Though he might not have known what he was getting into, he did volunteer for the job. "Maria had gotten her graduate degree in urban planning a few years before Arianna was born," he says. "If she had taken time off to stay home, it would have felt like she was bailing on her career." And once Arianna arrived, handing her off to a daycare provider was no longer an option for Rountree, who fully expected to be able to do his music on the side. ("Little did I realize I'd barely have time to breathe!")
Rocky start aside, for years now Rountree has flourished in his role -- both at home, where he is chief cook and bottle washer (but not launderer, since Maria doesn't appreciate his creativity with bleach), and in the community, where he is PTA president for the second year in a row. "I spend almost as much time at school as Arianna does," says Rountree, and it's no wonder. This year alone he started three extracurricular art classes as well as computer, chess, and journalism clubs. He also organizes all the PTA fundraisers and runs the after-school snack shop (another brainchild of his that helps pay for new software for the school).
Before his PTA "gig," he organized weekly playdates for his stay-at-home-dads group. "I definitely miss the camaraderie with the guys," he says, guessing that he's the only full-time dad at Arianna's school. "People still don't quite know what to make of me." Such anomaly status is why, several years ago, the group had T-shirts made that read, "I'm not a babysitter, I'm a father."

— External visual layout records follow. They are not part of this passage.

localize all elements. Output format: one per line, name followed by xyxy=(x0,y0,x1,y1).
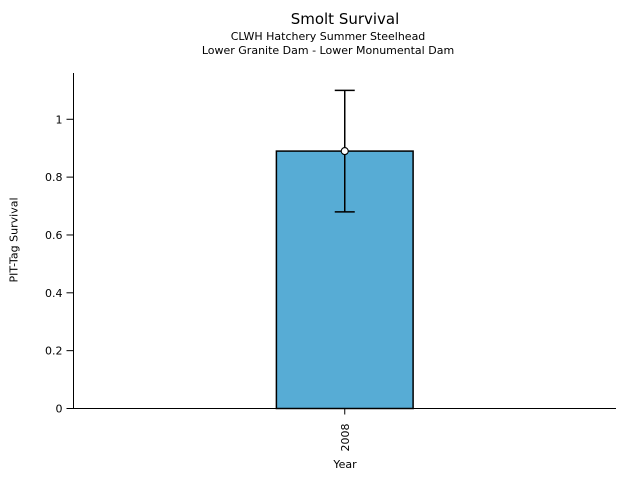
x-axis-label: Year xyxy=(333,458,357,471)
y-tick-label: 0.6 xyxy=(45,229,63,242)
y-tick-label: 1 xyxy=(56,113,63,126)
y-tick-label: 0 xyxy=(56,403,63,416)
x-tick-label: 2008 xyxy=(339,424,352,452)
chart-title: Smolt Survival xyxy=(290,10,400,28)
chart-subtitle-reach: Lower Granite Dam - Lower Monumental Dam xyxy=(201,44,455,57)
data-point-marker xyxy=(340,147,349,156)
y-tick-label: 0.4 xyxy=(45,287,63,300)
y-tick-label: 0.2 xyxy=(45,345,63,358)
y-tick-label: 0.8 xyxy=(45,171,63,184)
chart-subtitle-species: CLWH Hatchery Summer Steelhead xyxy=(230,30,426,43)
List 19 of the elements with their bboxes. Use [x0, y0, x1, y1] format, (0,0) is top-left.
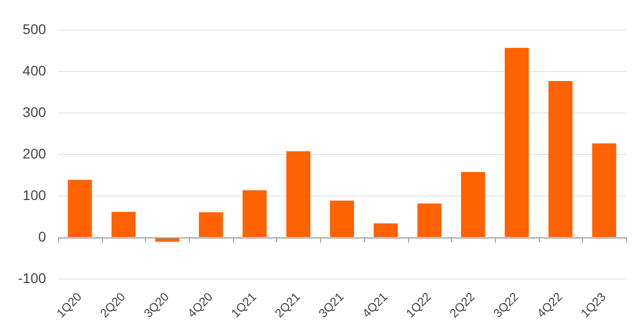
y-tick-label: 500	[22, 20, 46, 37]
bar	[374, 223, 398, 238]
bar	[461, 172, 486, 238]
bar	[548, 81, 572, 238]
bar	[286, 151, 310, 238]
bar	[68, 180, 92, 238]
bar	[330, 200, 354, 238]
bar	[198, 212, 223, 238]
bar	[112, 212, 136, 238]
y-tick-label: 200	[22, 145, 46, 162]
y-tick-label: 400	[22, 62, 46, 78]
y-tick-label: -100	[18, 270, 46, 286]
bar	[592, 143, 616, 238]
y-tick-label: 300	[22, 104, 46, 120]
bar	[242, 190, 267, 238]
bar	[504, 48, 529, 238]
y-tick-label: 0	[38, 228, 46, 244]
y-tick-label: 100	[22, 186, 46, 203]
bar	[417, 204, 442, 238]
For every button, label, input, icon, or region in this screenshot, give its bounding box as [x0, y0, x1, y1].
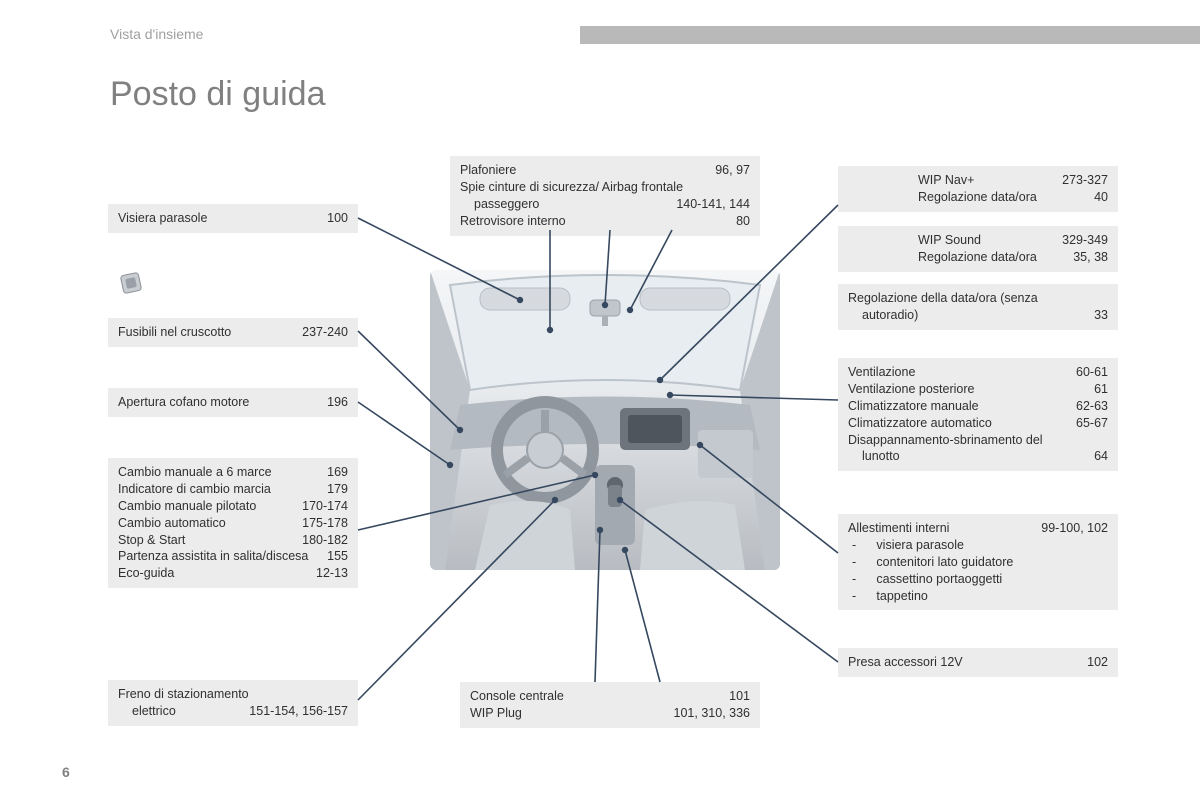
dashboard-illustration — [430, 270, 780, 570]
parking-brake-sub: elettrico — [118, 703, 184, 720]
box-date-no-radio: Regolazione della data/ora (senza autora… — [838, 284, 1118, 330]
box-ventilation: Ventilazione60-61Ventilazione posteriore… — [838, 358, 1118, 471]
accessory-label: Presa accessori 12V — [848, 654, 971, 671]
box-fuses: Fusibili nel cruscotto 237-240 — [108, 318, 358, 347]
accessory-pages: 102 — [1087, 654, 1108, 671]
parking-brake-pages: 151-154, 156-157 — [249, 703, 348, 720]
fuses-pages: 237-240 — [302, 324, 348, 341]
box-wip-nav: WIP Nav+273-327Regolazione data/ora40 — [838, 166, 1118, 212]
fuse-icon — [118, 270, 144, 296]
page-number: 6 — [62, 764, 70, 780]
date-no-radio-label: Regolazione della data/ora (senza — [848, 290, 1046, 307]
date-no-radio-sub: autoradio) — [848, 307, 926, 324]
sun-visor-pages: 100 — [327, 210, 348, 227]
box-wip-sound: WIP Sound329-349Regolazione data/ora35, … — [838, 226, 1118, 272]
page-title: Posto di guida — [110, 75, 326, 114]
date-no-radio-pages: 33 — [1094, 307, 1108, 324]
box-ceiling: Plafoniere96, 97Spie cinture di sicurezz… — [450, 156, 760, 236]
box-accessory: Presa accessori 12V 102 — [838, 648, 1118, 677]
header-bar — [580, 26, 1200, 44]
fuses-label: Fusibili nel cruscotto — [118, 324, 239, 341]
box-bonnet: Apertura cofano motore 196 — [108, 388, 358, 417]
box-gearbox: Cambio manuale a 6 marce169Indicatore di… — [108, 458, 358, 588]
bonnet-label: Apertura cofano motore — [118, 394, 257, 411]
bonnet-pages: 196 — [327, 394, 348, 411]
section-label: Vista d'insieme — [110, 26, 203, 42]
sun-visor-label: Visiera parasole — [118, 210, 215, 227]
box-interior: Allestimenti interni99-100, 102- visiera… — [838, 514, 1118, 610]
box-console: Console centrale101WIP Plug101, 310, 336 — [460, 682, 760, 728]
box-sun-visor: Visiera parasole 100 — [108, 204, 358, 233]
box-parking-brake: Freno di stazionamento elettrico 151-154,… — [108, 680, 358, 726]
parking-brake-label: Freno di stazionamento — [118, 686, 257, 703]
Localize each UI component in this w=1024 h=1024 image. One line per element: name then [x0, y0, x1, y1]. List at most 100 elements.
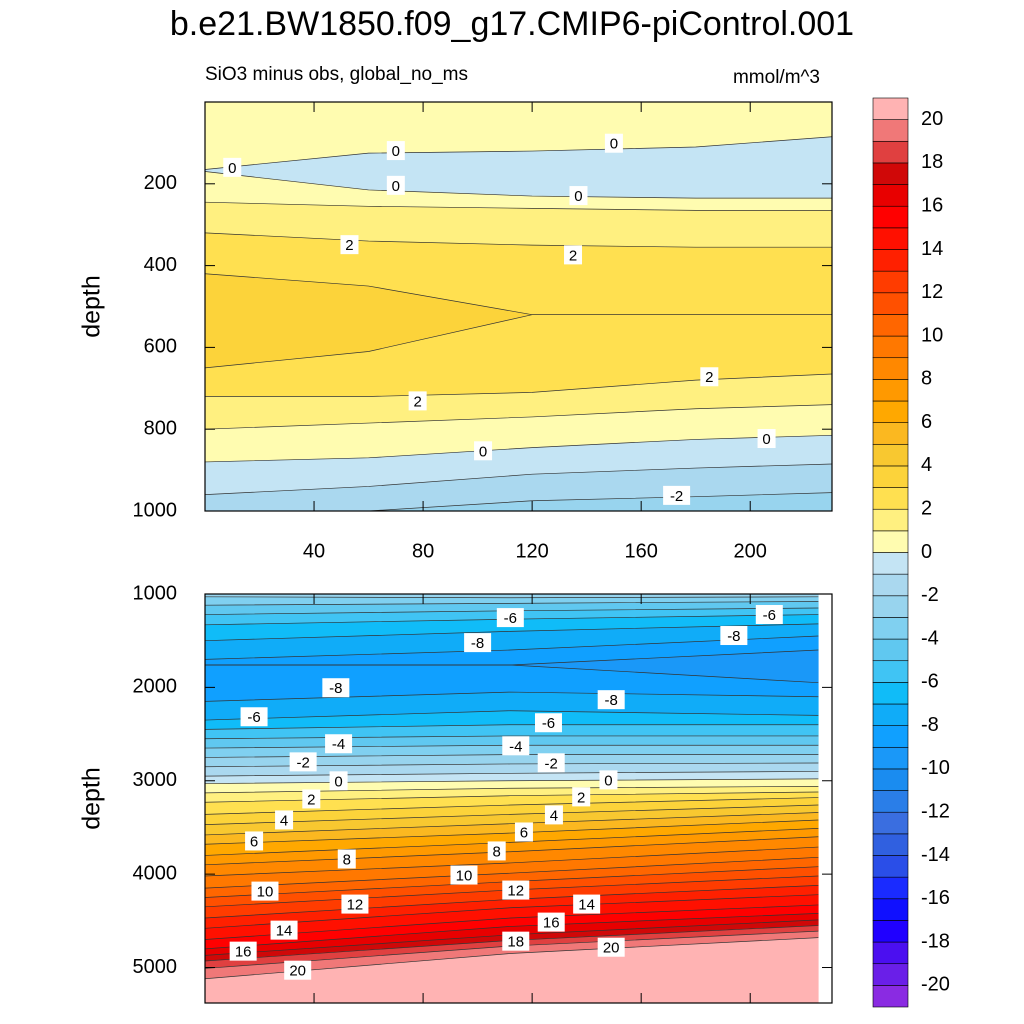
contour-label: 10 — [456, 868, 473, 885]
contour-label: -2 — [545, 755, 558, 772]
contour-label: 16 — [543, 915, 560, 932]
colorbar-label: -18 — [921, 930, 950, 952]
contour-label: 12 — [347, 897, 364, 914]
contour-line — [205, 596, 819, 599]
subtitle: SiO3 minus obs, global_no_ms — [205, 64, 468, 85]
contour-line — [205, 894, 819, 929]
contour-label: 2 — [705, 369, 713, 386]
y-tick-label: 400 — [144, 254, 177, 276]
contour-label: 14 — [276, 923, 293, 940]
contour-label: 0 — [479, 443, 487, 460]
colorbar-box — [872, 270, 909, 294]
colorbar-box — [872, 985, 909, 1008]
y-axis-label: depth — [78, 767, 106, 830]
colorbar-label: -2 — [921, 584, 939, 606]
colorbar-box — [872, 400, 909, 423]
contour-label-bg — [755, 605, 783, 625]
colorbar-label: 0 — [921, 541, 932, 563]
colorbar-box — [872, 314, 909, 337]
colorbar-label: 4 — [921, 454, 932, 476]
contour-label: 14 — [578, 897, 595, 914]
y-tick-label: 1000 — [133, 499, 178, 521]
contour-label: -8 — [727, 628, 740, 645]
contour-label-bg — [496, 608, 524, 628]
colorbar-box — [872, 638, 909, 662]
contour-label-bg — [386, 141, 405, 161]
plot-area — [205, 594, 819, 1003]
contour-label: 20 — [603, 940, 620, 957]
y-tick-label: 600 — [144, 336, 177, 358]
y-tick-label: 1000 — [133, 582, 178, 604]
colorbar-label: 8 — [921, 368, 932, 390]
contour-line — [205, 623, 819, 642]
x-tick-label: 200 — [734, 540, 767, 562]
colorbar-box — [872, 595, 909, 618]
contour-label-bg — [450, 865, 478, 885]
contour-label-bg — [502, 736, 530, 756]
contour-label-bg — [322, 678, 350, 698]
contour-label: 0 — [604, 772, 612, 789]
colorbar-box — [872, 790, 909, 813]
contour-label-bg — [223, 157, 242, 177]
contour-label: -8 — [471, 635, 484, 652]
contour-label-bg — [604, 133, 623, 153]
contour-label: 10 — [257, 884, 274, 901]
contour-label: 0 — [392, 143, 400, 160]
colorbar-box — [872, 855, 909, 878]
colorbar-box — [872, 833, 909, 856]
colorbar-label: -4 — [921, 627, 939, 649]
colorbar-box — [872, 876, 909, 900]
contour-label: -6 — [763, 607, 776, 624]
contour-label: 20 — [289, 963, 306, 980]
contour-label-bg — [340, 235, 359, 255]
y-tick-label: 200 — [144, 172, 177, 194]
contour-line — [205, 463, 832, 495]
colorbar-box — [872, 682, 909, 705]
contour-label-bg — [474, 441, 493, 461]
colorbar-label: 10 — [921, 324, 943, 346]
x-tick-label: 40 — [303, 540, 325, 562]
colorbar-label: -8 — [921, 714, 939, 736]
contour-label: -8 — [605, 692, 618, 709]
contour-line — [205, 314, 832, 369]
colorbar-box — [872, 811, 909, 835]
contour-label-bg — [270, 920, 298, 940]
contour-label: 2 — [577, 789, 585, 806]
contour-line — [205, 904, 819, 940]
contour-label: -6 — [247, 709, 260, 726]
colorbar-box — [872, 941, 909, 965]
contour-label: -2 — [670, 488, 683, 505]
contour-label-bg — [537, 912, 565, 932]
contour-label-bg — [341, 894, 369, 914]
contour-label-bg — [537, 753, 565, 773]
colorbar-box — [872, 487, 909, 510]
colorbar-box — [872, 530, 909, 553]
contour-label: 0 — [610, 136, 618, 153]
colorbar-label: 12 — [921, 281, 943, 303]
y-tick-label: 3000 — [133, 769, 178, 791]
contour-label-bg — [514, 822, 533, 842]
contour-label: 8 — [493, 843, 501, 860]
colorbar-box — [872, 746, 909, 770]
colorbar-label: 14 — [921, 238, 943, 260]
colorbar-label: -10 — [921, 757, 950, 779]
contour-label: 0 — [762, 431, 770, 448]
contour-line — [205, 724, 819, 730]
units: mmol/m^3 — [733, 67, 820, 88]
contour-label: -6 — [504, 610, 517, 627]
plot-frame — [204, 593, 833, 1004]
contour-label-bg — [599, 770, 618, 790]
contour-line — [205, 404, 832, 430]
colorbar-box — [872, 443, 909, 467]
contour-label: 4 — [280, 812, 288, 829]
contour-line — [205, 710, 819, 721]
y-tick-label: 4000 — [133, 862, 178, 884]
contour-label-bg — [487, 841, 506, 861]
contour-label-bg — [502, 880, 530, 900]
colorbar-box — [872, 379, 909, 402]
contour-line — [205, 797, 819, 815]
colorbar-box — [872, 97, 909, 120]
contour-label: -4 — [509, 738, 522, 755]
x-tick-label: 120 — [515, 540, 548, 562]
contour-label-bg — [275, 810, 294, 830]
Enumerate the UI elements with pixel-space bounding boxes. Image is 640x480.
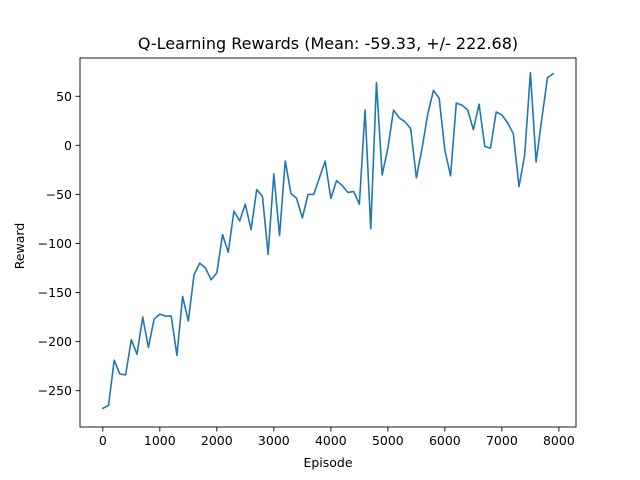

"That slogan is as much about pride as about letting people know -- in a subtle way -- that it's insulting to assume that only mothers can be nurturing," Rountree says. With Arianna in school now, he occasionally contemplates rejoining the gainfully employed: "It's confusing. Financially, we've made sacrifices for a long time, but I don't want to suddenly create a latchkey kid. Besides," he adds without missing a beat, "I could have a long and illustrious career ahead of me in the PTA."